The state Supreme Court has the power to interpret state law and how it applies to Michiganders. For example, in July, the court ruled that the state’s anti-discrimination law also applies to LGBTQ+ people.
The Supreme Court also has the power to make decisions about other big issues—like what ends up on our ballot and what doesn’t. Recent examples: Two citizen initiatives that were blocked by Republicans on the Board of Canvassers. The groups behind these initiatives appealed to the Supreme Court, which ultimately decided that the initiatives should end up on the ballot, although not unanimously.
Two of the three Republican justices disagreed with the decision. This implies that a different court makeup–perhaps with one with more Republican justice–could have led to a different decision.
That decision from state Supreme Court is the only reason why Michiganders will have the right to decide on issues like abortion access and expanded voting accessibility on the ballot in November.
As other lawsuits about abortion care in Michigan make their way through the court system, more questions of reproductive freedom may find their way in front of these seven justices.
The outcome of these elections could also impact future presidential elections as Republicans continue to undermine the state’s election systems. In 2020, the Democratic-leaning Supreme Court chose not to hear a challenge to the state’s election results—concluding that President Joe Biden had won Michigan.
Who is running?
Two spots are up on the bench—those of Democratic nominee Richard Bernstein and Republican nominee Brian Zahra. There are four candidates running, and either party could take both seats.
Here are the four candidates:
Richard Bernstein (D)
Bernstein is the first blind justice, and previously worked in private practice, heading up the public service division of the Sam Bernstein Law Firm where he worked on numerous accessibility cases.
Kyra Harris Bolden (D)
As a member of the state House of Representatives, Bolden has been openly pro-choice and pro-labor.
Brian Zahra (R)
Zahra was appointed by Gov. Rick Snyder in 2011 to fill a partial term, then elected in 2012. As a justice, Zahra dissented on the decision to apply the state’s anti-discrimination law to the LGBTQ+ community, as well as the decision to put abortion access and expanded voting rights on the ballot in November.
Paul Hudson (R)
Hudson chairs the appeals group for the law firm Miller Canfield, and as an appellate lawyer, has represented large institutions and companies seeking to dismiss claims of fraud and malpractice.
Bonus Seat: Whitmer’s Appointment
Chief Justice McCormack, a Democrat-nominated judge, announced in September that she will step down from the court sometime between Nov. 22 and Dec. 31—leaving Gov.
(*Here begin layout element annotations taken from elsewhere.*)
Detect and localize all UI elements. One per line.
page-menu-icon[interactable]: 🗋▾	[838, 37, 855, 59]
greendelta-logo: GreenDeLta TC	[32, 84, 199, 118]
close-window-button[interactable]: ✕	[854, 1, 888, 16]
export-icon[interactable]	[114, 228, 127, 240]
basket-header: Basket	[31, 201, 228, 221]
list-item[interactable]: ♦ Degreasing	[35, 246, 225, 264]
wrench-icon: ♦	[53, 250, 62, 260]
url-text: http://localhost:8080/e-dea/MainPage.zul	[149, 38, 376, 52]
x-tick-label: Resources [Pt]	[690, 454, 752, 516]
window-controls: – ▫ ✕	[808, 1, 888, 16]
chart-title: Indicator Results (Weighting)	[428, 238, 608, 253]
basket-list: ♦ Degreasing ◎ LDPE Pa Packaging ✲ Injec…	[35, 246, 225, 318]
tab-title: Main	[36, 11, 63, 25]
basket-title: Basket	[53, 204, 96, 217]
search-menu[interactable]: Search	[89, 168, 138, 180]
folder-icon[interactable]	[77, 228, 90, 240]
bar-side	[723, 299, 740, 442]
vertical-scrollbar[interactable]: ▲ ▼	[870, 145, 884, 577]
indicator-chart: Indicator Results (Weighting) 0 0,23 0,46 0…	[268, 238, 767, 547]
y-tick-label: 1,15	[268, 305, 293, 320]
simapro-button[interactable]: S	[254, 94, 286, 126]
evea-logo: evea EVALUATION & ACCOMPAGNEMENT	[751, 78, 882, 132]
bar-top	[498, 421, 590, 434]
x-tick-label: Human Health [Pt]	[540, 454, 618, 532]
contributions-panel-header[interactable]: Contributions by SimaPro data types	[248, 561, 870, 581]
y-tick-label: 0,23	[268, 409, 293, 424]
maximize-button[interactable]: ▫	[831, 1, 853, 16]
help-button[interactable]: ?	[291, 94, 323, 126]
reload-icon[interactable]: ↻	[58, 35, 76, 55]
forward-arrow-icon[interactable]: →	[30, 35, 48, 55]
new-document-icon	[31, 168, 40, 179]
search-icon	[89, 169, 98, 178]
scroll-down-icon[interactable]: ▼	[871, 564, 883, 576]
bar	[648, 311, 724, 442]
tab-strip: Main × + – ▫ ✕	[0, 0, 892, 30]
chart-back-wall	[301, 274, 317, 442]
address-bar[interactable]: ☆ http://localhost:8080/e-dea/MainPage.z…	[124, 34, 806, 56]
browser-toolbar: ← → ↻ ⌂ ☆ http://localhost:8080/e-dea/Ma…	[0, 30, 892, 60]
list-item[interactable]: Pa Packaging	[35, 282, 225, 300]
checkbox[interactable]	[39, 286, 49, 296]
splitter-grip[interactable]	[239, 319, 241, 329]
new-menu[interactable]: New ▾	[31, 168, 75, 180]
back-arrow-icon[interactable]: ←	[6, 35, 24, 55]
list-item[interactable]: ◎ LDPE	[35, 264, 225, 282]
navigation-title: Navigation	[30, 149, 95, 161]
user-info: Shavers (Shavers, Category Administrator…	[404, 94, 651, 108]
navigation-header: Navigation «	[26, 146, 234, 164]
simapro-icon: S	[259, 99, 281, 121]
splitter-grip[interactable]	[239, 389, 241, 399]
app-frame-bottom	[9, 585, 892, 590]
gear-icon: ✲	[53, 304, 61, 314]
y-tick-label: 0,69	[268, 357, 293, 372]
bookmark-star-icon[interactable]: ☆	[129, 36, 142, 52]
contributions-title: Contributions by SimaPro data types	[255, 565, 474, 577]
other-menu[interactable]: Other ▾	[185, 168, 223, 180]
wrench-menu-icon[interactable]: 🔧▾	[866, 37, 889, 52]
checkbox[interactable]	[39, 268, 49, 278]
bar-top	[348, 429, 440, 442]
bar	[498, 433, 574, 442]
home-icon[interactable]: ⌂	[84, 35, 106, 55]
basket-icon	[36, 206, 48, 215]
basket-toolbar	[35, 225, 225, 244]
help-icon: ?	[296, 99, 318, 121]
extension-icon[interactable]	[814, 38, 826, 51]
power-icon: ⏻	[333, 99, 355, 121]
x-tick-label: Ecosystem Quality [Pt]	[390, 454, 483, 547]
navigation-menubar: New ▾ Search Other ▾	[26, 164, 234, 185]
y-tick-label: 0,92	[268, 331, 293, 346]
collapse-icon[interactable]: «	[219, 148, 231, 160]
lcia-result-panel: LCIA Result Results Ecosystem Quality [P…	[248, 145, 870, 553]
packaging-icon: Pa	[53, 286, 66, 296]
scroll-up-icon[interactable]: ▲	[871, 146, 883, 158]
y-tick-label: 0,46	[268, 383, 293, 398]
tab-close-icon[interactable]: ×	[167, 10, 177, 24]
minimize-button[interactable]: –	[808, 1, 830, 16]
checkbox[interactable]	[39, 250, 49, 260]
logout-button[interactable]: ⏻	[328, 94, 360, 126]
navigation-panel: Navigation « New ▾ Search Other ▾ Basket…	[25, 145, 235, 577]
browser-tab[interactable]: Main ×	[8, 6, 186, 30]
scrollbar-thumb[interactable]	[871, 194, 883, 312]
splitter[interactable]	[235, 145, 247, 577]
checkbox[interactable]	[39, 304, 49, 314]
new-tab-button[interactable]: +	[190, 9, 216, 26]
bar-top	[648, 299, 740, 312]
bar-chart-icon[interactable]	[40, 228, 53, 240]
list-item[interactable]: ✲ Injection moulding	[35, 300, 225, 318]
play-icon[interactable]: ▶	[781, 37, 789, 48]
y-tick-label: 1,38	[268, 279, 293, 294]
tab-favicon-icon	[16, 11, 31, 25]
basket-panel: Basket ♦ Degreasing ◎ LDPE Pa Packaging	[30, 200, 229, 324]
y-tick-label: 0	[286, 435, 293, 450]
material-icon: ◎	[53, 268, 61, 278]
Gretchen Whitmer to pick a new justice to fill two of the six years that remain of McCormack’s term, regardless of the Nov 8 election.
McCormack has been on the court since 2013. The appointment will mark Whitmer’s first opportunity to select a Supreme Court justice. Whoever she selects will serve through 2024—but then be forced to run in the general election in 2024 in order to serve the last four years through 2028. The appointment process does not require Whitmer to first gain approval from the Republican-controlled Legislature.